We’ve lost a number of giants of the mystery field over the past few years — Mickey Spillane, Ed McBain, and Richard S. Prather, among others — and Donald Hamilton is very much of that caliber.  He sold more than 20 million books during his lifetime.  But unlike Spillane, McBain and Prather, all of whom were widely remembered at the time of their death, Don’s passing has sadly gone unremarked.

Back in 2002, Matt Helm fan Frank Sennett wrote a piece for Booklist called The Death of Matt Helm? examining the fate of the final, unpublished Helm book. It’s also a great overview for those unfamiliar with Hamilton.

Charles is right — we’ve lost a lot of the great ones lately.



6 Responses to “Donald Hamilton, R.I.P.”
  1. Frank Sennett Says:

    In the early 90s, I visited Mr. Hamilton on his houseboat and he was a gracious host, offering up bourbon and a plate of cheese and discussing the early chapters of what would be his last, as yet unpublished, Matt Helm novel.

    When I tracked him down in Sweden a decade later and interviewed him on the phone, he again couldn’t have been nicer, and had many interesting insights to share.

    He was a fine writer and I wish his publisher hadn’t thrown him on the scrap heap. He left a thrilling body of work, however, and I hope someone brings the Helm series back into print one of these days for a new generation of fans to discover.

    When I interviewed him in early 2002, I mentioned that a Newsweek story about 9/11 had referenced Matt Helm and I wondered what the agent would have done about the terrorist plot.
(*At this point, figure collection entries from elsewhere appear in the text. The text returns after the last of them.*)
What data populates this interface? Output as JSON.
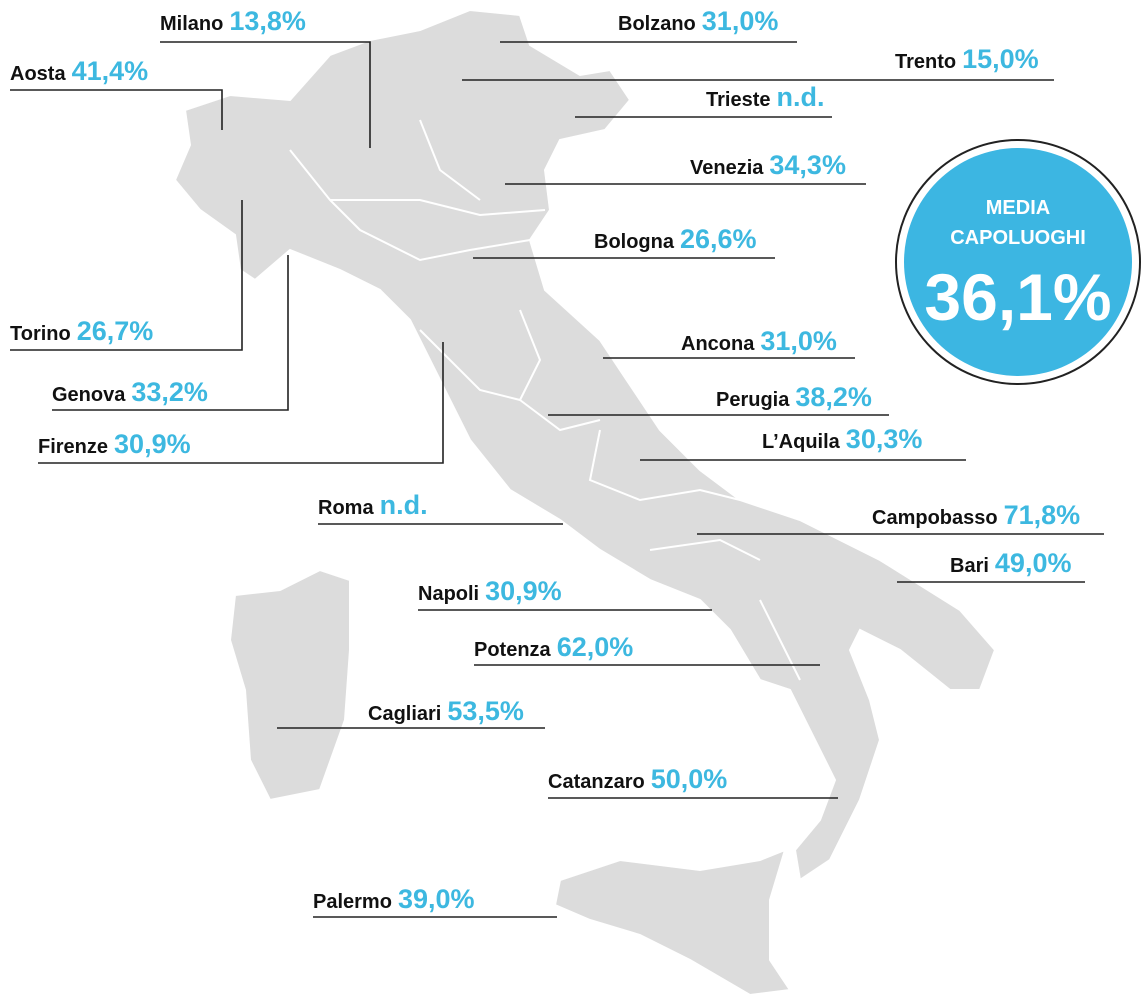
{
  "cities": [
    {
      "name": "Milano",
      "value": "13,8%"
    },
    {
      "name": "Bolzano",
      "value": "31,0%"
    },
    {
      "name": "Aosta",
      "value": "41,4%"
    },
    {
      "name": "Trento",
      "value": "15,0%"
    },
    {
      "name": "Trieste",
      "value": "n.d."
    },
    {
      "name": "Venezia",
      "value": "34,3%"
    },
    {
      "name": "Bologna",
      "value": "26,6%"
    },
    {
      "name": "Torino",
      "value": "26,7%"
    },
    {
      "name": "Ancona",
      "value": "31,0%"
    },
    {
      "name": "Genova",
      "value": "33,2%"
    },
    {
      "name": "Perugia",
      "value": "38,2%"
    },
    {
      "name": "Firenze",
      "value": "30,9%"
    },
    {
      "name": "L’Aquila",
      "value": "30,3%"
    },
    {
      "name": "Roma",
      "value": "n.d."
    },
    {
      "name": "Campobasso",
      "value": "71,8%"
    },
    {
      "name": "Bari",
      "value": "49,0%"
    },
    {
      "name": "Napoli",
      "value": "30,9%"
    },
    {
      "name": "Potenza",
      "value": "62,0%"
    },
    {
      "name": "Cagliari",
      "value": "53,5%"
    },
    {
      "name": "Catanzaro",
      "value": "50,0%"
    },
    {
      "name": "Palermo",
      "value": "39,0%"
    }
  ],
  "average": {
    "line1": "MEDIA",
    "line2": "CAPOLUOGHI",
    "value": "36,1%"
  }
}
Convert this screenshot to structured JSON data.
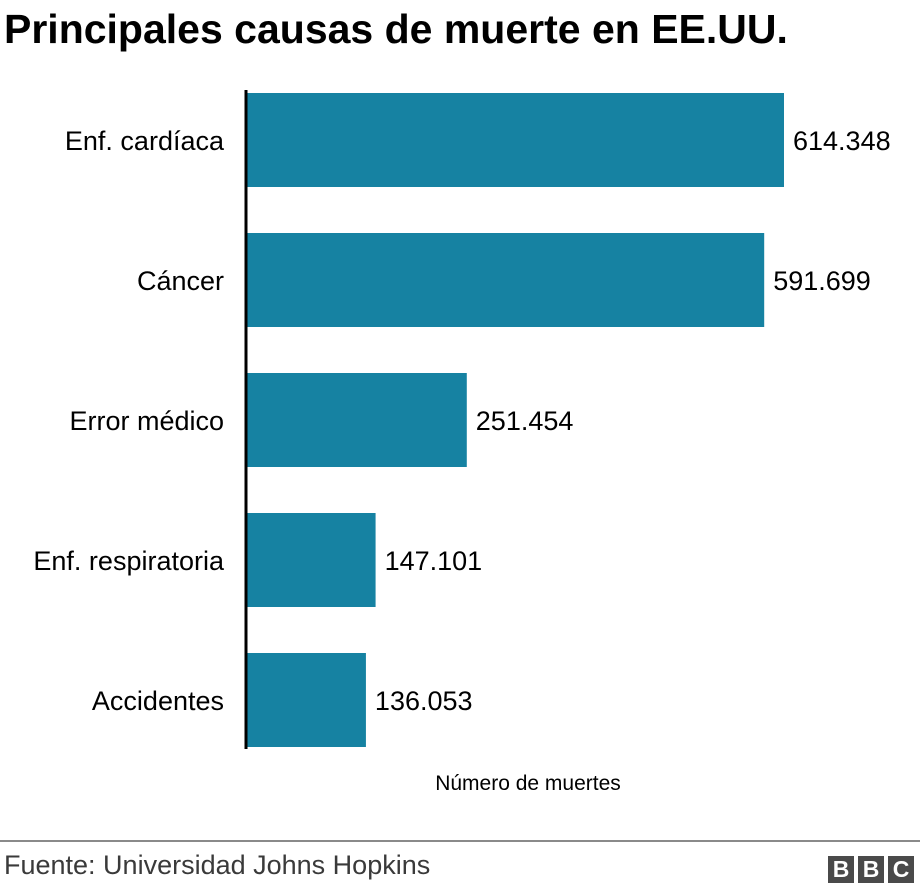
{
  "colors": {
    "bar": "#1682a2",
    "axis": "#000000",
    "text": "#000000",
    "source_text": "#3a3a3a",
    "logo_bg": "#4a4a4a"
  },
  "chart_data": {
    "type": "bar",
    "orientation": "horizontal",
    "title": "Principales causas de muerte en EE.UU.",
    "xlabel": "Número de muertes",
    "ylabel": "",
    "categories": [
      "Enf. cardíaca",
      "Cáncer",
      "Error médico",
      "Enf. respiratoria",
      "Accidentes"
    ],
    "values": [
      614348,
      591699,
      251454,
      147101,
      136053
    ],
    "value_labels": [
      "614.348",
      "591.699",
      "251.454",
      "147.101",
      "136.053"
    ],
    "xlim": [
      0,
      614348
    ],
    "grid": false,
    "legend": "none"
  },
  "footer": {
    "source": "Fuente: Universidad Johns Hopkins",
    "logo_letters": [
      "B",
      "B",
      "C"
    ]
  }
}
    “He would have stopped it,” Hamilton said, a wry note creeping into his deadpan delivery.

    I have no doubt.

    I’ll be raising a glass to both Hamilton and Helm tonight, but I want only one of them to rest in peace.

  2. Don Benish Says:

    I received an email from Gordon Hamilton a few days ago, telling me of his father’s death. He said that Dreamworks is still dithering about a new Matt Helm flick. He will let me know if he finds out any news and I will post it to the Donald Hamilton Worship Page(link above).
    We will miss the the man and his gritty style.


  3. Keir Says:

    Thanks, Don. I’ll be interested to see how things develop with the movie. Hopefully they’ll get the right director and the right actor–not that I know who that is. But still, they’d better not screw it up!

  4. Bill Ott Says:

    I suppose not many Hamilton fans remember the Dean Martin-as-Matt-Helm movies fondly, but I do. Campy, sillly, Bond imitations, yes, but still good fun, thanks mostly to impish Deano. Great drive-in fare, for those of a certain age who grew up in suitably small-town environs. Not long ago an old friend of mine organized his own Dean Martin film festival. Not a bad idea at all.

  5. Timothy H. Willis Says:

    Major bummer… (I just got online access and discovered the news of Mister Hamilton’s passing. I’ve been a fan of his since my mother introduced me to the first of the Matt Helm books — mom was a compulsive reader and hooked me on a number of writers back in the fifties and sixties — and I even asked him for permission to use Helm in an alternate history WW2 tale I wrote (still haven’t sold it, more’s the pity). A great loss, and I will miss him. Oh yeah, I still firmly believe that Helm is a far more realistic government assassin than that foppish Jimmy Bond character.

  6. Mike Gay Says:

    I’ve probably read every Matt Helm novel published four or five times, some more. There was something about Matt, cynical, ruthless, efficient, effective, invincible, yet human, touchingly so in unexpected as well as expected situations; a real world touch not found in other serial agents. I’ve greatly missed Matt Helm, (has it really been 1993 since he sent Matt on his last mission?) and will continue to do so. But I have a lousy memory, so will revel in the rereading of the 27 or so Matt Helm novels. How fortunate we are that Donald Hamilton brought Matt Helm into our lives. How sad that age took what enemy agents, and sometimes our own, could not; the lives and existence of Matt Helm and his creator, the incomparable Donald Hamilton.